Derivative of 5tanx
2026-02-28 08:26 Diff
https://brightchamps.com/en-us/math/calculus/derivative-of-5tanx

We can derive the derivative of 5tanx using proofs. To show this, we will use the trigonometric identities along with the rules of differentiation.
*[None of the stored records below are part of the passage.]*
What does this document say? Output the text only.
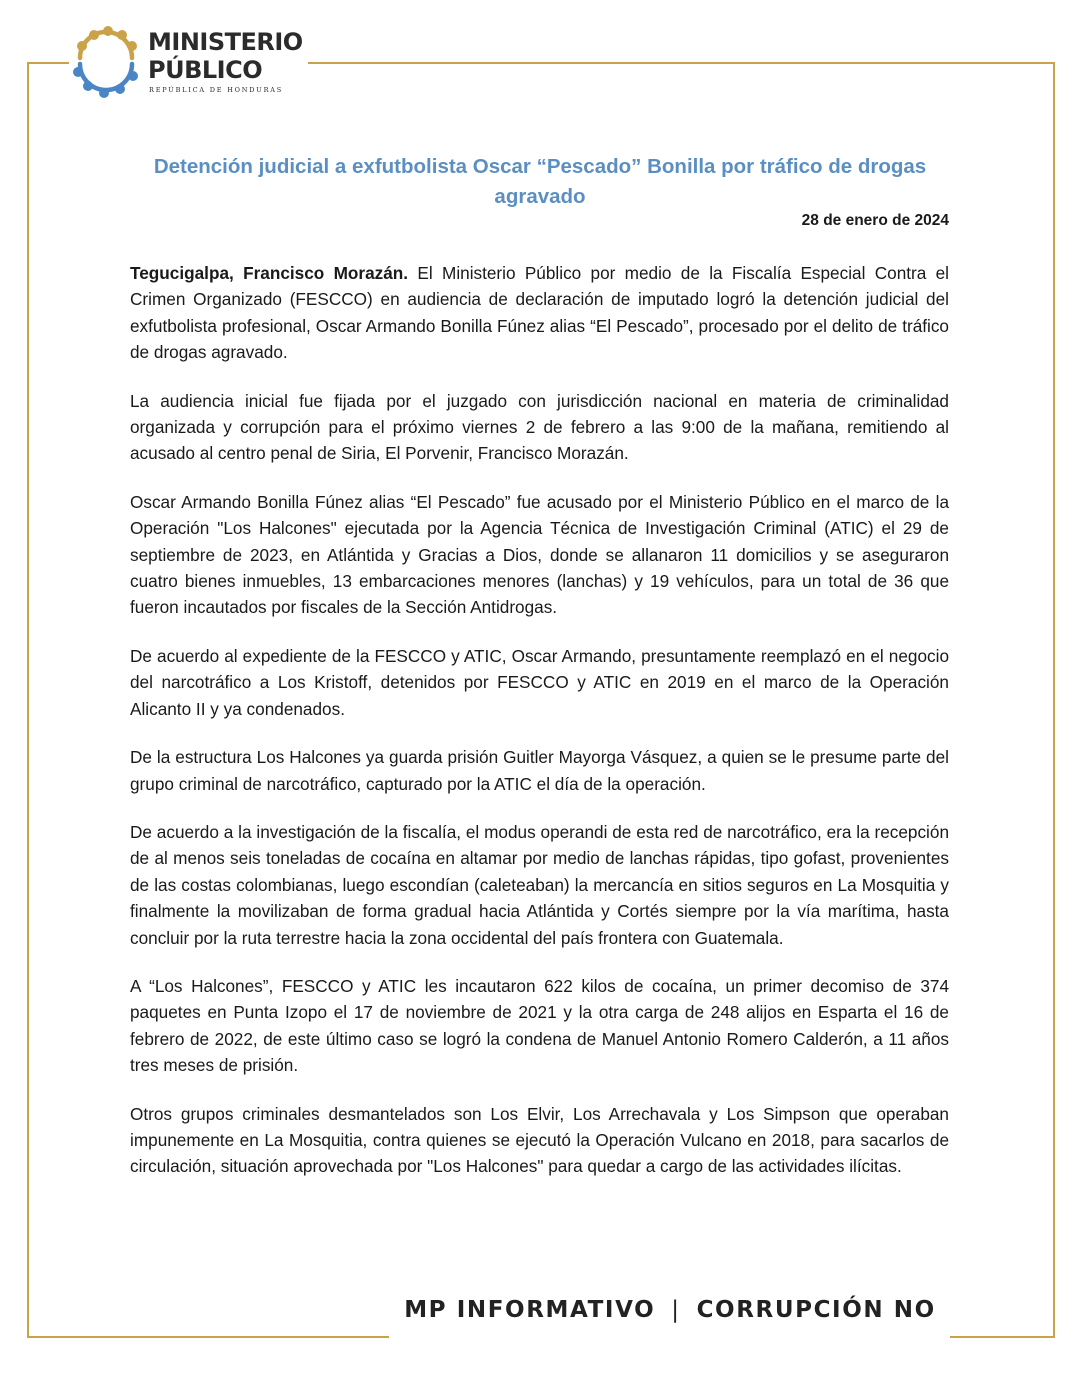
MINISTERIO
PÚBLICO
REPÚBLICA DE HONDURAS
Detención judicial a exfutbolista Oscar “Pescado” Bonilla por tráfico de drogas agravado
28 de enero de 2024

Tegucigalpa, Francisco Morazán. El Ministerio Público por medio de la Fiscalía Especial Contra el Crimen Organizado (FESCCO) en audiencia de declaración de imputado logró la detención judicial del exfutbolista profesional, Oscar Armando Bonilla Fúnez alias “El Pescado”, procesado por el delito de tráfico de drogas agravado.

La audiencia inicial fue fijada por el juzgado con jurisdicción nacional en materia de criminalidad organizada y corrupción para el próximo viernes 2 de febrero a las 9:00 de la mañana, remitiendo al acusado al centro penal de Siria, El Porvenir, Francisco Morazán.

Oscar Armando Bonilla Fúnez alias “El Pescado” fue acusado por el Ministerio Público en el marco de la Operación "Los Halcones" ejecutada por la Agencia Técnica de Investigación Criminal (ATIC) el 29 de septiembre de 2023, en Atlántida y Gracias a Dios, donde se allanaron 11 domicilios y se aseguraron cuatro bienes inmuebles, 13 embarcaciones menores (lanchas) y 19 vehículos, para un total de 36 que fueron incautados por fiscales de la Sección Antidrogas.

De acuerdo al expediente de la FESCCO y ATIC, Oscar Armando, presuntamente reemplazó en el negocio del narcotráfico a Los Kristoff, detenidos por FESCCO y ATIC en 2019 en el marco de la Operación Alicanto II y ya condenados.

De la estructura Los Halcones ya guarda prisión Guitler Mayorga Vásquez, a quien se le presume parte del grupo criminal de narcotráfico, capturado por la ATIC el día de la operación.

De acuerdo a la investigación de la fiscalía, el modus operandi de esta red de narcotráfico, era la recepción de al menos seis toneladas de cocaína en altamar por medio de lanchas rápidas, tipo gofast, provenientes de las costas colombianas, luego escondían (caleteaban) la mercancía en sitios seguros en La Mosquitia y finalmente la movilizaban de forma gradual hacia Atlántida y Cortés siempre por la vía marítima, hasta concluir por la ruta terrestre hacia la zona occidental del país frontera con Guatemala.

A “Los Halcones”, FESCCO y ATIC les incautaron 622 kilos de cocaína, un primer decomiso de 374 paquetes en Punta Izopo el 17 de noviembre de 2021 y la otra carga de 248 alijos en Esparta el 16 de febrero de 2022, de este último caso se logró la condena de Manuel Antonio Romero Calderón, a 11 años tres meses de prisión.

Otros grupos criminales desmantelados son Los Elvir, Los Arrechavala y Los Simpson que operaban impunemente en La Mosquitia, contra quienes se ejecutó la Operación Vulcano en 2018, para sacarlos de circulación, situación aprovechada por "Los Halcones" para quedar a cargo de las actividades ilícitas.

MP INFORMATIVO | CORRUPCIÓN NO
There are several methods we use to prove this, such as:

  • By First Principle
     
  • Using Chain Rule

  • Using Product Rule

We will now demonstrate that the differentiation of 5tanx results in 5sec²x using the above-mentioned methods:

By First Principle

The derivative of 5tanx can be proved using the First Principle, which expresses the derivative as the limit of the difference quotient. To find the derivative of 5tanx using the first principle, we will consider f(x) = 5tanx. Its derivative can be expressed as the following limit. f'(x) = limₕ→₀ [f(x + h) - f(x)] / h … (1) Given that f(x) = 5tanx, we write f(x + h) = 5tan(x + h). Substituting these into equation (1), f'(x) = limₕ→₀ [5tan(x + h) - 5tanx] / h = 5 limₕ→₀ [tan(x + h) - tanx] / h = 5 limₕ→₀ [[sin(x + h) / cos(x + h)] - [sinx / cosx]] / h = 5 limₕ→₀ [[sin(x + h)cosx - cos(x + h)sinx] / [cosx · cos(x + h)]] / h We now use the formula sinAcosB - cosAsinB = sin(A-B). f'(x) = 5 limₕ→₀ [sinh] / [h cosx · cos(x + h)] = 5 limₕ→₀ [sinh] / [h cosx · cos(x + h)] = 5 limₕ→₀ (sinh)/h · limₕ→₀ 1 / [cosx · cos(x + h)] Using limit formulas, limₕ→₀ (sinh)/h = 1. f'(x) = 5 [1 / (cosx · cos(x + 0))] = 5/cos²x As the reciprocal of cosine is secant, we have, f'(x) = 5sec²x. Hence, proved.

Using Chain Rule

To prove the differentiation of 5tanx using the chain rule, We use the formula: Tanx = sinx/cosx Consider f(x) = sinx and g(x) = cosx So we get, tanx = f(x)/g(x) By quotient rule: d/dx [f(x) / g(x)] = [f'(x)g(x) - f(x)g'(x)] / [g(x)]² … (1) Let’s substitute f(x) = sinx and g(x) = cosx in equation (1), d/dx (tanx) = [(cosx)(cosx) - (sinx)(-sinx)] / (cosx)² (cos²x + sin²x) / cos²x …(2) Here, we use the formula: (cos²x) + (sin²x) = 1 (Pythagorean identity) Substituting this into (2), d/dx (tanx) = 1 / (cosx)² Since secx = 1/cosx, we write: d/dx(tanx) = sec²x Thus, d/dx (5tanx) = 5sec²x

Using Product Rule

We will now prove the derivative of 5tanx using the product rule. The step-by-step process is demonstrated below: Here, we use the formula, 5tanx = 5(sinx/cosx) 5tanx = 5(sinx)(cosx)⁻¹ Given that, u = sinx and v = (cosx)⁻¹ Using the product rule formula: d/dx [u.v] = u'.v + u.v' u' = d/dx (sinx) = cosx. (substitute u = sinx) Here we use the chain rule: v = (cosx)⁻¹ = (cosx)⁻¹ (substitute v = (cosx)⁻¹) v' = -1(cos)⁻² d/dx (cosx) v' = sinx / (cosx)² Again, use the product rule formula: d/dx (5tanx) = 5[u'.v + u.v'] Let’s substitute u = sinx, u' = cosx, v = (cosx)⁻¹, and v' = sinx / (cosx)² When we simplify each term: We get, d/dx (5tanx) = 5(1 + sin²x / (cosx)²) sin²x / (cosx)² = tan²x (we use the identity sin²x + cos²x = 1) Thus: d/dx (5tanx) = 5(1 + tan²x) Since, 1 + tan²x = sec²x d/dx (5tanx) = 5sec²x.